Frankly, my dad never stops working. In the last fifteen years, I can count on my fingers the number of times he took a day off. When the Great Recession hit, my dad was forced to scale back his company and experience a dramatic decrease in profits. The economic downturn was hard for all families, and we were no exception. Family vacations, carefree back-yard barbecues, and flashy holiday gifts became things of the past and were replaced with worried arguments between my mom and dad and envelopes in the mail stamped with scary labels like “overdue” or “final notice.” During my high school years, I saw my dad grow greyer, older, and more tired than his age would suggest, yet the man never failed to wish me the one word that sums up his greatest lesson: “hwaiting”.

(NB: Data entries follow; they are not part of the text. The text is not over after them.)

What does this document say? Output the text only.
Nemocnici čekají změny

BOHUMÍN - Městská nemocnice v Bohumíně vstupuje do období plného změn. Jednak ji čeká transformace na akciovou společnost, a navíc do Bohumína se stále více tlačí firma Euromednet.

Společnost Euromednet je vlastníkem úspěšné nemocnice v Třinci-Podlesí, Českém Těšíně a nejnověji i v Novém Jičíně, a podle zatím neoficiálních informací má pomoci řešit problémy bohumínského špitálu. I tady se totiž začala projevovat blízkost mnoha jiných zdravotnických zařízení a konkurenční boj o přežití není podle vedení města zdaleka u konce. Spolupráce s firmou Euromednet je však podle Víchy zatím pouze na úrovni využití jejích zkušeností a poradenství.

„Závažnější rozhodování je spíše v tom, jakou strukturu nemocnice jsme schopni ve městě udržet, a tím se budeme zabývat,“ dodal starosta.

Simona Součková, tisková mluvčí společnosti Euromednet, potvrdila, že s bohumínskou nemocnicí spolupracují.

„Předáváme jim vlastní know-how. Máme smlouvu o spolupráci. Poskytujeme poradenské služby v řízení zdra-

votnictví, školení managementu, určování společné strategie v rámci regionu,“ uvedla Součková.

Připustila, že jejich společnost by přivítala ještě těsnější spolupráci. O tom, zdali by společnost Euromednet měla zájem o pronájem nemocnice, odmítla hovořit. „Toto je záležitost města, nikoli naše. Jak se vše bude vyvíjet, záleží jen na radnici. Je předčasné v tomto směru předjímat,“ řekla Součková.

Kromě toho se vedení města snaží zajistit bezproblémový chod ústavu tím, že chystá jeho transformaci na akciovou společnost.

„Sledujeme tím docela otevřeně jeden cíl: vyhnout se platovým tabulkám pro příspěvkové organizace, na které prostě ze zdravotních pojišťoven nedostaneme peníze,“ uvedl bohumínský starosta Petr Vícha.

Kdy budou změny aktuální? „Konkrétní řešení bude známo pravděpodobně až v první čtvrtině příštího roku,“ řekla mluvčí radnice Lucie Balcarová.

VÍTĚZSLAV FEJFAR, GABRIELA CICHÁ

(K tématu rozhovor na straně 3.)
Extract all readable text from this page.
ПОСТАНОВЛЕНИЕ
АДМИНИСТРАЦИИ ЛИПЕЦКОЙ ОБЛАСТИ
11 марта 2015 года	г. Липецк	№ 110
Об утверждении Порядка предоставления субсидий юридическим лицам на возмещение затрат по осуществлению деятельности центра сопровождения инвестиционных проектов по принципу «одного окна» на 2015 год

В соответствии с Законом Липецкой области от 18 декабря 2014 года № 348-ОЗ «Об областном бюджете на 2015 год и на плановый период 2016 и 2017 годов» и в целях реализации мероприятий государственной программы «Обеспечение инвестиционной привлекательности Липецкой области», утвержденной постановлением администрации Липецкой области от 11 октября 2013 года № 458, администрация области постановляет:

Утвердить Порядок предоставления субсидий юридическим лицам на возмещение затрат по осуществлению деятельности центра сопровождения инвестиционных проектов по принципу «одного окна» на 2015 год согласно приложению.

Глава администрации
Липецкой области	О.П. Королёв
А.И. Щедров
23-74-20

You see, hwaiting is the Korean word for “fighting” and commonly used as a form of encouragement or cheer. Beyond everything that he is already, my dad is the true embodiment of resilience. He began a new life in a new country all on his own, faced soaring success and crushing setbacks, yet remained optimistic and continues to fight for prosperity, not for himself but for those he loves. He endures failure but doesn’t allow it to distract him from achieving happiness, and he serves as a pillar for our family and friends with no ulterior expectations. For all these reasons and more, I no longer roll my eyes or sigh with impudent impatience at the prospect of our talks. I listen to his every word with humble enthusiasm, in awe of the incredible man I am lucky to call Dad.